Overseas steelmakers who are locked out of the U.S. markets are dumping their excess capacity in Europe at bargain prices, creating trouble for Europe's main domestic producers that are struggling to compete.
The American Iron and Steel Institute reported Wednesday that the U.S. imported a total of 2.2 million net tons of steel in September 2018, a 26 percent decline from the previous month. The same day, the European steel association Eurofer said steel consumption on the continent had risen by just 0.6 percent, but imports increased by 10 percent over last year.
That's the result of countries like Russia and other Asian nations dropping prices to sell in Europe because the 25 percent U.S. tariff imposed by the Trump administration made it impossible to sell there.
"'Trade deflection' is often observed for standardized commodities, like steel. This is a big instance, and indeed it does give the Trump team more leverage. The EU might limit imports from China, but it will be reluctant to limit imports from Korea, Japan, or Turkey because of existing free trade agreements," said Gary Hufbauer, a nonresident senior fellow at the Peterson Institute for International Economics.
U.S. and European Union trade negotiators are meeting in Washington, D.C., this week to get started on talks first started back in July to reduce nontariff barriers between the continents. The U.S. steel tariffs are expected to be among the issues discussed, the EU keen to get an exemption to them.
Trump openly conceded in an an interview with the Wall Street Journal Tuesday that the tariffs are mainly a tool to wring concessions out of trade partners. "I’m using tariffs to negotiate," he said, pointing to the recent U.S.-Mexico-Canada Agreement on trade as proof. “I could never have done it without tariffs."

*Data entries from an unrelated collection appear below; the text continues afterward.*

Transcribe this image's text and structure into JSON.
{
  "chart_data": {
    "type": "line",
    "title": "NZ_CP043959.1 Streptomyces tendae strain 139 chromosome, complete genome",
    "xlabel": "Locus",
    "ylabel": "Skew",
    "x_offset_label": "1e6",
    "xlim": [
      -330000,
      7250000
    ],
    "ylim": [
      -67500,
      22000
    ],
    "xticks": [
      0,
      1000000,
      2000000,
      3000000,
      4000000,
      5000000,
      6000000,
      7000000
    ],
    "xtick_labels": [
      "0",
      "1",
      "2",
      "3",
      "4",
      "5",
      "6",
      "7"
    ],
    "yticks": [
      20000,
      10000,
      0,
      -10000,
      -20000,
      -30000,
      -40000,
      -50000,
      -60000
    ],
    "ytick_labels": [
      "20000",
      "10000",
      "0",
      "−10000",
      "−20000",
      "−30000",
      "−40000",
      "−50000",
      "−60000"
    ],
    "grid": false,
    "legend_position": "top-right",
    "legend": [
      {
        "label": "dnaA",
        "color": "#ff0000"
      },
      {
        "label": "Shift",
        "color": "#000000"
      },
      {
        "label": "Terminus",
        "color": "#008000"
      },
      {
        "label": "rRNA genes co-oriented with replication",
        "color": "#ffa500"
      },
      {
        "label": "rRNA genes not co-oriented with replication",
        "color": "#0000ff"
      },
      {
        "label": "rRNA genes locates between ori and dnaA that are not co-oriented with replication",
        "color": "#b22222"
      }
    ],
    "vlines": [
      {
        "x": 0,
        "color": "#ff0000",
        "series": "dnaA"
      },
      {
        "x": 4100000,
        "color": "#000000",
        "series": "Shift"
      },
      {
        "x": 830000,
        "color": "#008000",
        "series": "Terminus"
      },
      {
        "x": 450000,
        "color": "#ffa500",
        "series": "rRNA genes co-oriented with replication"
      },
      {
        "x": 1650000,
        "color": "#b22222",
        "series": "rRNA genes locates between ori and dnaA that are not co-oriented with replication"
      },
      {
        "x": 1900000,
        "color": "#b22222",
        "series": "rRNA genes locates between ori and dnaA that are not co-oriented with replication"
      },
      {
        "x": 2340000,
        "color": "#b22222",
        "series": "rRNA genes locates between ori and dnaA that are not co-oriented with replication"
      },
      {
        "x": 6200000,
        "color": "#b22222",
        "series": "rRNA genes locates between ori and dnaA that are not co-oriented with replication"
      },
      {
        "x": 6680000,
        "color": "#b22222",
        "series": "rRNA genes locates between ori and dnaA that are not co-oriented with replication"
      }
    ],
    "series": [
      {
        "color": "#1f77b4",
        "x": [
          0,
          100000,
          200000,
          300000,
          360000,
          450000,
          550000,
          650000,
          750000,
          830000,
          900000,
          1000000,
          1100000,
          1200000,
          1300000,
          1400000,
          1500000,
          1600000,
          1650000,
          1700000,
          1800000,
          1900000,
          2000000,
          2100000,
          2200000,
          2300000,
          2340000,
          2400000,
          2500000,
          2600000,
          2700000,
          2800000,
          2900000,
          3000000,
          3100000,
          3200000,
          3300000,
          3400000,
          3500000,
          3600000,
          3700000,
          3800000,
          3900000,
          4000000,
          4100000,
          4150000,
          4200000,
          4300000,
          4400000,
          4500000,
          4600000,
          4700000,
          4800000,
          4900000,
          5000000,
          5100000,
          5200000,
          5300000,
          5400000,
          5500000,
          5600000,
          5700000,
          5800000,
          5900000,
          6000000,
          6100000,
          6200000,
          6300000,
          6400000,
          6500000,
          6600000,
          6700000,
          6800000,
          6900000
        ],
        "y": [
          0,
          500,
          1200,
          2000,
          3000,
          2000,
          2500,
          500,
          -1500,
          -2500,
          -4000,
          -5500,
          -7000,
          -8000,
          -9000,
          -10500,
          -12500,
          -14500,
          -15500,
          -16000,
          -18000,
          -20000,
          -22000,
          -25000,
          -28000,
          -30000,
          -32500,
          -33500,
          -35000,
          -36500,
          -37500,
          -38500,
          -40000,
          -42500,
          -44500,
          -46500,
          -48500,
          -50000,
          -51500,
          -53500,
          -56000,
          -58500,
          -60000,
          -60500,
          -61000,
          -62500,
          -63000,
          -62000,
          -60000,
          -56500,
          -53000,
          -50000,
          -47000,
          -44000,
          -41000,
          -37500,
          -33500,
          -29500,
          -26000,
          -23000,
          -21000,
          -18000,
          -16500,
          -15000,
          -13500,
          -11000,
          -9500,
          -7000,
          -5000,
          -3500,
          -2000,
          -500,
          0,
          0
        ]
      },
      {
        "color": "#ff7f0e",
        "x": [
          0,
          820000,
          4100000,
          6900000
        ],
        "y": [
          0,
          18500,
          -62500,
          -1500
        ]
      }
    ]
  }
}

Backers of the administration's trade policies say the turnabout is good news. "The U.S. had the job of eating global steel overcapacity for many years. [Trump's] tariffs meant we quit that job. EU, Canada, and India now are candidates for that job. They don’t want that job. EU and Canada are now using measures to keep out global overproduction," said Michael Stumo, CEO for the Coalition for a Prosperous America, a business-labor coalition that backs Trump's trade policies.